Love is to the soul what breathing is to the lungs and food is to the stomach. Without connection, we shrivel; we starve to death. With mutual, risky, giving, grace relationships we thrive. The exact center of our being is our capacity to give and receive in relationships.

What motivates us to do what we do? What impels us? In training counselors, I like to tell them, “Go where the action is.” The action is relational because we are relationally motivated. We pursue what we perceive to be pleasing.

“We have an immense void inside that craves satisfaction from powers and persons and pleasures outside ourselves. Yearning and longing and desire are the very stuff of our nature” (John Piper, The Pleasures of God, p. 48).

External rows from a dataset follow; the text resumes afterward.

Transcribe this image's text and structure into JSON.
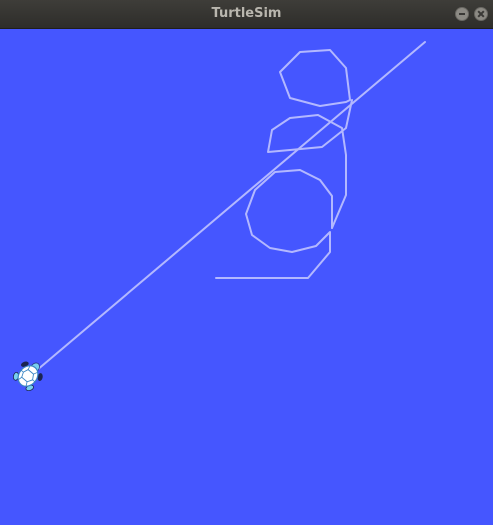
{
  "window": {
    "title": "TurtleSim",
    "background_color": "#4556ff",
    "pen_color": "#b3b8ff",
    "buttons": [
      {
        "name": "minimize",
        "icon": "minimize-icon"
      },
      {
        "name": "close",
        "icon": "close-icon"
      }
    ]
  }
}
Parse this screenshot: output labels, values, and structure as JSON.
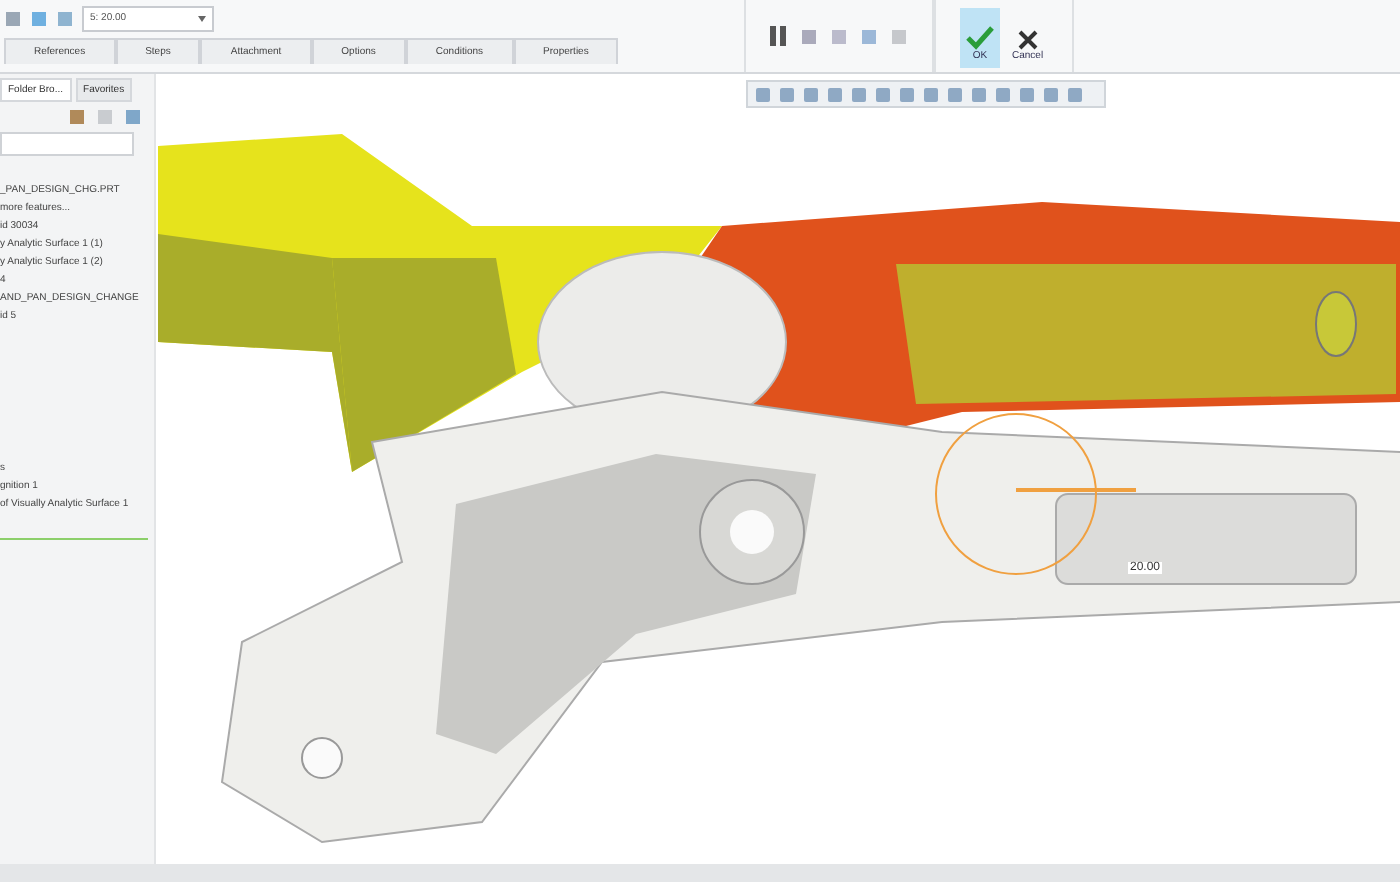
{
  "toolbar": {
    "field_value": "5: 20.00"
  },
  "tabs": [
    {
      "label": "References",
      "selected": false
    },
    {
      "label": "Steps",
      "selected": false
    },
    {
      "label": "Attachment",
      "selected": false
    },
    {
      "label": "Options",
      "selected": false
    },
    {
      "label": "Conditions",
      "selected": false
    },
    {
      "label": "Properties",
      "selected": false
    }
  ],
  "actions": {
    "ok": "OK",
    "cancel": "Cancel"
  },
  "sidebar": {
    "tabs": [
      {
        "label": "Folder Bro...",
        "selected": true
      },
      {
        "label": "Favorites",
        "selected": false
      }
    ],
    "tree": [
      "_PAN_DESIGN_CHG.PRT",
      "more features...",
      "id 30034",
      "y Analytic Surface 1 (1)",
      "y Analytic Surface 1 (2)",
      "4",
      "AND_PAN_DESIGN_CHANGE",
      "id 5"
    ],
    "tree_lower": [
      "s",
      "gnition 1",
      "of Visually Analytic Surface 1"
    ]
  },
  "viewport": {
    "dimension": "20.00"
  }
}
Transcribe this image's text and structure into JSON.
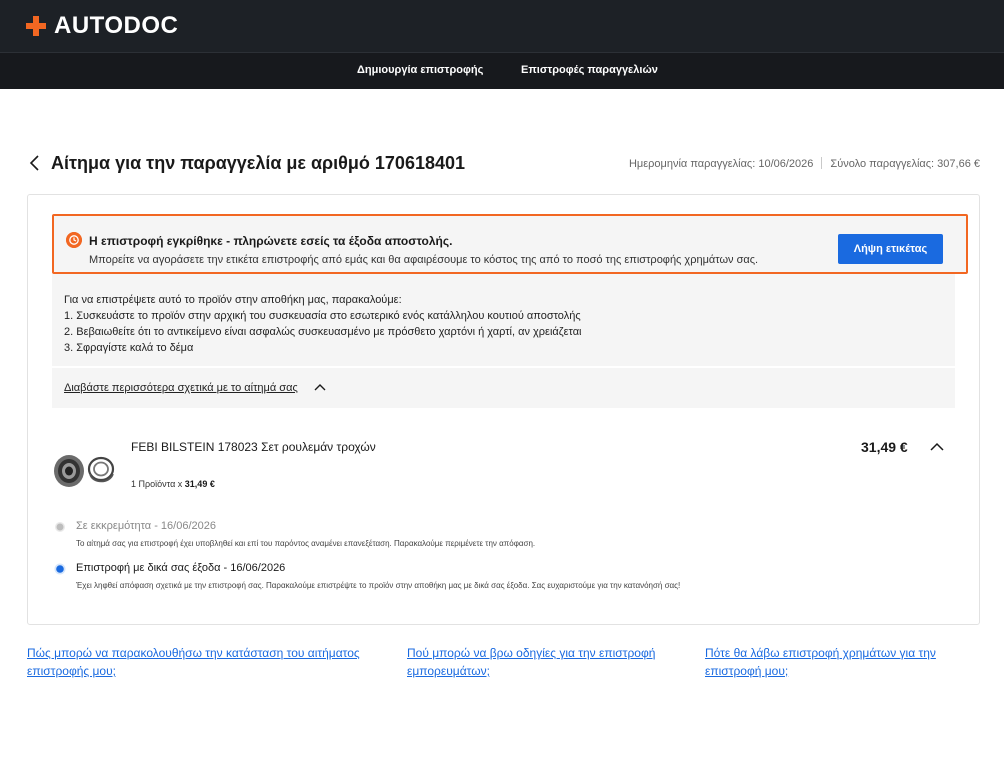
{
  "brand": {
    "logo_text": "AUTODOC",
    "accent": "#f26722"
  },
  "nav": {
    "create_return": "Δημιουργία επιστροφής",
    "order_returns": "Επιστροφές παραγγελιών"
  },
  "header": {
    "title": "Αίτημα για την παραγγελία με αριθμό 170618401",
    "order_date": "Ημερομηνία παραγγελίας: 10/06/2026",
    "order_total": "Σύνολο παραγγελίας: 307,66 €"
  },
  "alert": {
    "title": "Η επιστροφή εγκρίθηκε - πληρώνετε εσείς τα έξοδα αποστολής.",
    "subtitle": "Μπορείτε να αγοράσετε την ετικέτα επιστροφής από εμάς και θα αφαιρέσουμε το κόστος της από το ποσό της επιστροφής χρημάτων σας.",
    "button_label": "Λήψη ετικέτας"
  },
  "instructions": {
    "intro": "Για να επιστρέψετε αυτό το προϊόν στην αποθήκη μας, παρακαλούμε:",
    "steps": [
      "1. Συσκευάστε το προϊόν στην αρχική του συσκευασία στο εσωτερικό ενός κατάλληλου κουτιού αποστολής",
      "2. Βεβαιωθείτε ότι το αντικείμενο είναι ασφαλώς συσκευασμένο με πρόσθετο χαρτόνι ή χαρτί, αν χρειάζεται",
      "3. Σφραγίστε καλά το δέμα"
    ],
    "read_more": "Διαβάστε περισσότερα σχετικά με το αίτημά σας"
  },
  "product": {
    "name": "FEBI BILSTEIN 178023 Σετ ρουλεμάν τροχών",
    "qty_prefix": "1 Προϊόντα x",
    "qty_price": "31,49 €",
    "price": "31,49 €"
  },
  "statuses": [
    {
      "title": "Σε εκκρεμότητα - 16/06/2026",
      "description": "Το αίτημά σας για επιστροφή έχει υποβληθεί και επί του παρόντος αναμένει επανεξέταση. Παρακαλούμε περιμένετε την απόφαση.",
      "color": "#c8c8c8",
      "active": false
    },
    {
      "title": "Επιστροφή με δικά σας έξοδα - 16/06/2026",
      "description": "Έχει ληφθεί απόφαση σχετικά με την επιστροφή σας. Παρακαλούμε επιστρέψτε το προϊόν στην αποθήκη μας με δικά σας έξοδα. Σας ευχαριστούμε για την κατανόησή σας!",
      "color": "#1a6ae0",
      "active": true
    }
  ],
  "faq": [
    "Πώς μπορώ να παρακολουθήσω την κατάσταση του αιτήματος επιστροφής μου;",
    "Πού μπορώ να βρω οδηγίες για την επιστροφή εμπορευμάτων;",
    "Πότε θα λάβω επιστροφή χρημάτων για την επιστροφή μου;"
  ]
}
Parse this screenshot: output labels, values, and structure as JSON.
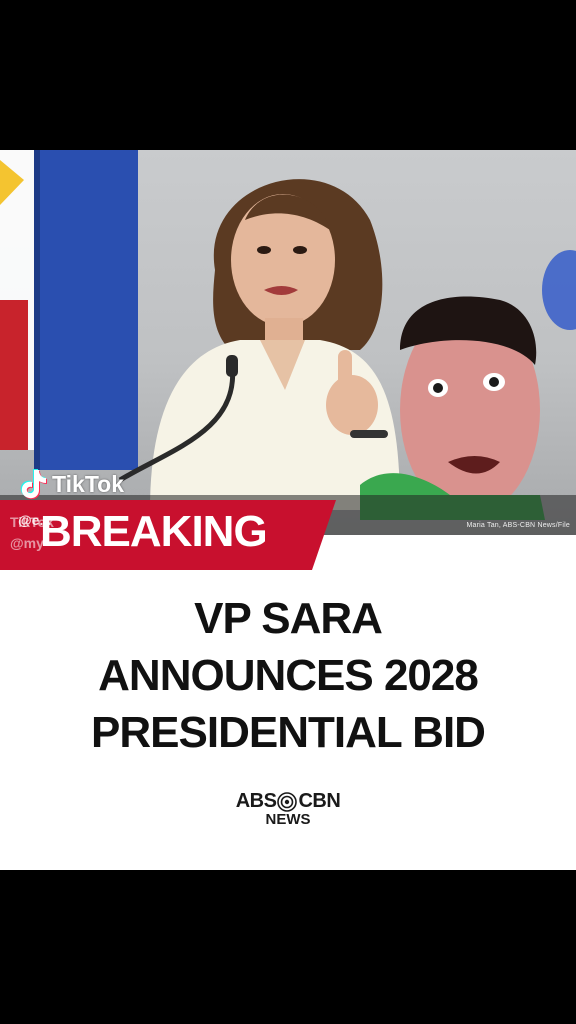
{
  "watermark": {
    "brand": "TikTok",
    "username": "@e...",
    "ghost_brand": "TikTok",
    "ghost_user": "@my"
  },
  "banner": {
    "label": "BREAKING"
  },
  "headline": {
    "line1": "VP SARA",
    "line2": "ANNOUNCES 2028",
    "line3": "PRESIDENTIAL BID"
  },
  "logo": {
    "main_left": "ABS",
    "main_right": "CBN",
    "sub": "NEWS"
  },
  "photo": {
    "credit": "Maria Tan, ABS-CBN News/File"
  },
  "colors": {
    "banner_red": "#c8102e",
    "accent_green": "#3aa84f"
  }
}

As the Puritan writer, Henry Scougal, reminded us, “the soul of man has in it a raging and inextinguishable thirst” (Scougal, The Life of God in the Soul of Man, p. 108). We’re motivated to quench our relational thirsts.

Worship: The Holy of Holies of the Soul

We were born desiring worship. In our original design, God implanted in us a fundamental nature that must worship.

When I began working toward my doctorate at Kent State University, I decided to develop relationships as a precursor to sharing my faith. Or so I thought. Two weeks into my initial semester, our professor assigned a paper on humanistic psychology. As the class discussed our viewpoints, our professor encouraged me to share my position. “Bob, you wrote an interesting paper contrasting humanistic psychology with Christian thinking.” So much for my “go slow” approach. During the ensuing discussion, one student was particularly vocal against my views.

About a month later, in a course on counseling the culturally different, a Native American presented the guest lecture. Toward the end of her talk, she invited us to stand to worship the spirit of the four winds. Two students remained seated—myself and the woman who had vocally opposed my views in the other class. As soon as class ended, she marched up to me to thank me for not standing. “You gave me the courage of my convictions. But to be honest, I’m not sure what I believe in. You seem so strong and sincere in your faith. Could we talk about your relationship to God?”

This young woman exposed her fundamental spiritual nature. I could have said of her what Paul said of the people of Athens, “I see that in every way you are very religious” (Acts 17:22).


So how’s your spiritual love life? Prayerfully ponder:

*What quenches my thirst?

*What satisfies my soul?

*What fills my hunger?

*What do I crave?

*Can I say with the Psalmist, “Whom have I in heaven but you, and on earth I desire nothing besides you”?